Jamie Conklin sees dead people. Not for very long—they fade away after a week or so—but during that time he can talk to them, ask them questions, and compel them to answer truthfully. His uncanny gift at first seems utterly unrelated to his mother Tia’s work as a literary agent, but the links become disturbingly clear when her star client, Regis Thomas, dies shortly after starting work on the newest entry in his bestselling Roanoke Saga, and Tia and her lover, NYPD Detective Liz Dutton, drive Jamie out to Cobblestone Cottage to encourage the late author to dictate an outline of his latest page-turner so that Tia, who’s fallen on hard times, can write it in his name instead of returning his advance and her cut.
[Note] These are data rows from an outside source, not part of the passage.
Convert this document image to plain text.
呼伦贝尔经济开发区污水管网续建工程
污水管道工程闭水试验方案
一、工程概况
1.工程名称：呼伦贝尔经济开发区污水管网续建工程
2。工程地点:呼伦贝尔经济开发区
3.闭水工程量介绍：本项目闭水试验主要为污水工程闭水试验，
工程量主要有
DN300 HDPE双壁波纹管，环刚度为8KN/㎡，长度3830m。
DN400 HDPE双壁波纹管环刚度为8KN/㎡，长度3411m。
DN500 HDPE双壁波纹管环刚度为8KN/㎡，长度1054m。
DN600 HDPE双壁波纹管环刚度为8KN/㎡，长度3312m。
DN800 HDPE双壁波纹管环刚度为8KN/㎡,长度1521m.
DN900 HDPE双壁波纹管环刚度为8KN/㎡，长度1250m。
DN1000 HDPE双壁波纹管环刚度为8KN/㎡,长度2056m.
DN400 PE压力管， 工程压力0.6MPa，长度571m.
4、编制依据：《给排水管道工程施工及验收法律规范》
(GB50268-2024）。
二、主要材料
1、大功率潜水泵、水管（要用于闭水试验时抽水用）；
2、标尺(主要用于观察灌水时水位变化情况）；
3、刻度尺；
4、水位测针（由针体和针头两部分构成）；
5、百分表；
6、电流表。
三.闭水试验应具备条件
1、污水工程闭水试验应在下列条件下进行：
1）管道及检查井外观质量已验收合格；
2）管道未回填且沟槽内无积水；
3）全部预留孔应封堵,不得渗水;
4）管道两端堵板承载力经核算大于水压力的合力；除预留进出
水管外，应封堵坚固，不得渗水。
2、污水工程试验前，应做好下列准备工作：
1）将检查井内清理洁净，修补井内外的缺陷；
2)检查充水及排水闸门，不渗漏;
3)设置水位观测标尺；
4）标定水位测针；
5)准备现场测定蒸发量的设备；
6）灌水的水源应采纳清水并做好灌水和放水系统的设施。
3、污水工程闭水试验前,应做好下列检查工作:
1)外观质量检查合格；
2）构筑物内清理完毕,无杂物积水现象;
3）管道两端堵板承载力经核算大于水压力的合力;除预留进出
Now that she’s seen what Jamie can do, Liz takes it on herself to arrange an interview in which Jamie will ask Kenneth Therriault, a serial bomber who’s just killed himself, where he’s stowed his latest explosive device before it can explode posthumously. His post-mortem encounter with Therriault exacts a high price on Jamie, who now finds himself more haunted than ever, though he never gives up on the everyday experiences in which King roots all his nightmares.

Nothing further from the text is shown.